Valérie Masson-Delmotte : « Trouver ce qui nous rapproche pour surmonter les blocages »

Co-Présidente  du groupe 1 du GIEC de 2015 à 2023, Valérie Masson-Delmotte,  que le Time plaçait en 2022 parmi les 100 personnes les plus influentes de la planète, occupe une place centrale dans la lutte contre le réchauffement climatique. À la croisée des univers scientifique, mais désormais également politique et médiatique, la paléoclimatologue française incarne la figure d’une communauté scientifique indispensable pour éclairer les citoyens et guider les décideurs. Entre enjeux de projection et héritages à imaginer, nous nous sommes penchés sur la question des lendemains. En France, de manière générale, et dans les territoires de montagne, en particulier.
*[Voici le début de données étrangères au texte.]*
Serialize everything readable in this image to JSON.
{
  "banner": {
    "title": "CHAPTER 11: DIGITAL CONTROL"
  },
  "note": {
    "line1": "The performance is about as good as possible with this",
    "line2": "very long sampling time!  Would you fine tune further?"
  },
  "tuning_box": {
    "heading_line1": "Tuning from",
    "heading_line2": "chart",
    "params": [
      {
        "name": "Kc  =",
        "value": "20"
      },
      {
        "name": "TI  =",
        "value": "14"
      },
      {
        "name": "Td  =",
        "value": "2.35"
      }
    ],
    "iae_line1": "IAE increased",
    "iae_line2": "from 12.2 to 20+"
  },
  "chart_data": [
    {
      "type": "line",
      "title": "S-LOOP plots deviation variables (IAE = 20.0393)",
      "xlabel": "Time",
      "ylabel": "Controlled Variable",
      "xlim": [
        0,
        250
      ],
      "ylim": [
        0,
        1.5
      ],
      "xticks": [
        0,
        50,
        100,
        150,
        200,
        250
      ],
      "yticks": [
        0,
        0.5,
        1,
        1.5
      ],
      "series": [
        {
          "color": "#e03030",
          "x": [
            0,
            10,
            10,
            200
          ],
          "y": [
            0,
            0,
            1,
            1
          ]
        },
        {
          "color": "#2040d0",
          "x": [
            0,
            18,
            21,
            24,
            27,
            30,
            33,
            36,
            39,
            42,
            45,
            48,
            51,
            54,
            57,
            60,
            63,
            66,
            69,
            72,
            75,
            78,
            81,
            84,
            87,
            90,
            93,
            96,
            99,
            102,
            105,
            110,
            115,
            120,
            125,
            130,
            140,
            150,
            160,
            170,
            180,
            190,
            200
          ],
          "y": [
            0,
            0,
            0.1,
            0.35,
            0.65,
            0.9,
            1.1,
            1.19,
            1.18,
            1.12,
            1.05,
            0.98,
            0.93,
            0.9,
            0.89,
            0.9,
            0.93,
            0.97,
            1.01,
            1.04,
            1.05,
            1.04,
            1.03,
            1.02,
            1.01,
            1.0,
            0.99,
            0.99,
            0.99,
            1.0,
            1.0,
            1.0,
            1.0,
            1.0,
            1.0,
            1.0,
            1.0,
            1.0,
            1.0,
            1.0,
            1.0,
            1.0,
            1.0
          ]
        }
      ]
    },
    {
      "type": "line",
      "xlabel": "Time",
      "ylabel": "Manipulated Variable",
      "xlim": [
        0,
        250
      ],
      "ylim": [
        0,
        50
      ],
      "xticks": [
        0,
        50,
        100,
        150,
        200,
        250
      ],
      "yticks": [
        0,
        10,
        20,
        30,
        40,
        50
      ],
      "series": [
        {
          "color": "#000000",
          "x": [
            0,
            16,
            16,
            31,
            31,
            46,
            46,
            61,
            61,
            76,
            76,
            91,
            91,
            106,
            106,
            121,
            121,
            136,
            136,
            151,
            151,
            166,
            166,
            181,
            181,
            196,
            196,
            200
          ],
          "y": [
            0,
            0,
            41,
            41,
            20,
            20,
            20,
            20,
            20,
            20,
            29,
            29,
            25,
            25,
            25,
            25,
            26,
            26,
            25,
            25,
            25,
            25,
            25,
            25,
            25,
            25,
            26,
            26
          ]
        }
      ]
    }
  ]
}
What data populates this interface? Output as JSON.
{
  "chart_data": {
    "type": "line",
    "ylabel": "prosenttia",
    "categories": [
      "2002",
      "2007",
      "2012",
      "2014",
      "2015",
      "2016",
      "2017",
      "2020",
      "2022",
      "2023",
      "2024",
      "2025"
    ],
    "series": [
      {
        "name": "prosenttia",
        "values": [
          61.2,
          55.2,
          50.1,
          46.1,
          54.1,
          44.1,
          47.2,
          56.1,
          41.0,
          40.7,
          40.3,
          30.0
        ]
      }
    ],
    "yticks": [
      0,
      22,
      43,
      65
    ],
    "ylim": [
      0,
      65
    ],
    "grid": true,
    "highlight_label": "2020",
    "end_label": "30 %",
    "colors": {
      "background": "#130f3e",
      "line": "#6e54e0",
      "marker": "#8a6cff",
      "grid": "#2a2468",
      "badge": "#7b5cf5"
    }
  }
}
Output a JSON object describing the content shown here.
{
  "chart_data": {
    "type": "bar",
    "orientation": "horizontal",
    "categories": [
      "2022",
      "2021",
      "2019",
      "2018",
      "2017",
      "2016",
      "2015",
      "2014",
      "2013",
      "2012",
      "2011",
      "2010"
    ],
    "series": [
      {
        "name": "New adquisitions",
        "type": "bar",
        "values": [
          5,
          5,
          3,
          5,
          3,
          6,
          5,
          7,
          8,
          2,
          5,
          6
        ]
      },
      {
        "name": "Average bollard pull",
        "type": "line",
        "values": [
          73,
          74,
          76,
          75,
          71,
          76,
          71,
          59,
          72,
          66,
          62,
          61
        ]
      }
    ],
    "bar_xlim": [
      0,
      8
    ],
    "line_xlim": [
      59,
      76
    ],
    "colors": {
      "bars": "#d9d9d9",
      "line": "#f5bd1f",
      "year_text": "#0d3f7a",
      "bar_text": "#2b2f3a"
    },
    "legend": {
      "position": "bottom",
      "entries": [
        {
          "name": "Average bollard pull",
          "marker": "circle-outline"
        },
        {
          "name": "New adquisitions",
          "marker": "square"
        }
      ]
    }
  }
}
Montagne Durable – Madame Masson-Delmotte, avant de rentrer dans des détails scientifiques, une question simple, ouverte, un peu naïve : pour vous, c’est quoi la Montagne ?

Valérie Masson-Delmotte – C’est une forme de beauté. C’est le fait de s’élever. Des lieux moins densément peuplés que là où je vis et travaille en région parisienne. Mais c’est aussi des cultures, un rapport à la nature, des styles de vie et des écosystèmes. Après il y a la montagne telle que je la vois dans les rapports du GIEC…

MD – Justement, parlons-en. Il y a quelques mois, vous avez publié une synthèse des changements climatiques en Suisse et, plus largement, dans les régions de montagne. On sait que ces territoires vivent plus vite et plus fort le réchauffement climatique. Comment expliquer cette intensité décuplée ? Quelles en sont les conséquences ? 


Synthèse à retrouver juste ici

Synthèse réalisée à l’occasion de la session d’approbation du rapport de synthèse du GIEC à Interlaken en Suisse. Elle s’appuie notamment sur les observations du changement climatique par Météo Suisse, : https://lnkd.in/drb6r-PY et le suivi de l’état des glaciers https://glamos.ch/en et du permafrost, https://www.permos.ch/

Ainsi que l’évaluation du changement climatique dans les régions de montagne dans le rapport spécial du GIEC de 2019 sur l’océan et la cryosphère dans un climat qui change, https://lnkd.in/dhyYMiqn et dans les rapports du groupe 1 de 2021 (notamment le chapitre sur l’océan, la cryosphère et le niveau des mers), et le rapport du groupe 2 de 2022 (notamment l’encadré transverse sur les régions de montagne).


VMD – Ça dépend des régions de montagne dont on parle mais là où on observe un recul marqué de tout ce qui est enneigé et englaçé, on constate une amplification des changements de température. Ces territoires sont aux premières loges parce que les répercussions y sont plus visibles et directes. En Chartreuse, par exemple, pour un degré de température en plus, c’est un mois d’enneigement en moins. Par ailleurs, le recul de ce qui est glacé ou enneigé, c’est quelque chose de visible, de palpable. En d’autres lieux, on ne constate pas forcément dans le paysage les caractéristiques d’un climat qui change. Et puis il y a souvent un attachement et un ensemble de services qui proviennent de cette cryosphère de montagne. On va par exemple mettre l’accent sur les activités touristiques qui dépendent de la neige. Cette capacité à stocker des précipitations en hiver et les déstocker en été, ça fait partie des caractéristiques exceptionnelles des services que rendent la neige et la glace vis-à-vis des ressources en eau. On voit également la végétation se transformer avec un déplacement des espèces vivantes en altitude.  Ça pose en fait plusieurs questions : la question de changements irréversibles avec la disparition potentielle d’écosystèmes uniques qu’on souhaite préserver et transmettre, mais également la question de la disparition éventuelle de toutes les activités qui en dépendent. Et puis, on observe également de nombreux changements de profils de risques avec notamment le dégel des sols qui peut affecter la stabilité des versants, les modifications des cycles de l’eau et des bouleversements dans les écosystèmes. Ce sur quoi je voudrais insister c’est le fait de bien intégrer les écosystèmes, leurs fonctions, leurs services, la façon dont on en dépend car les risques liés au changement climatique peuvent être directs, bien sûr, mais ils peuvent aussi l’être à travers des effets graduels.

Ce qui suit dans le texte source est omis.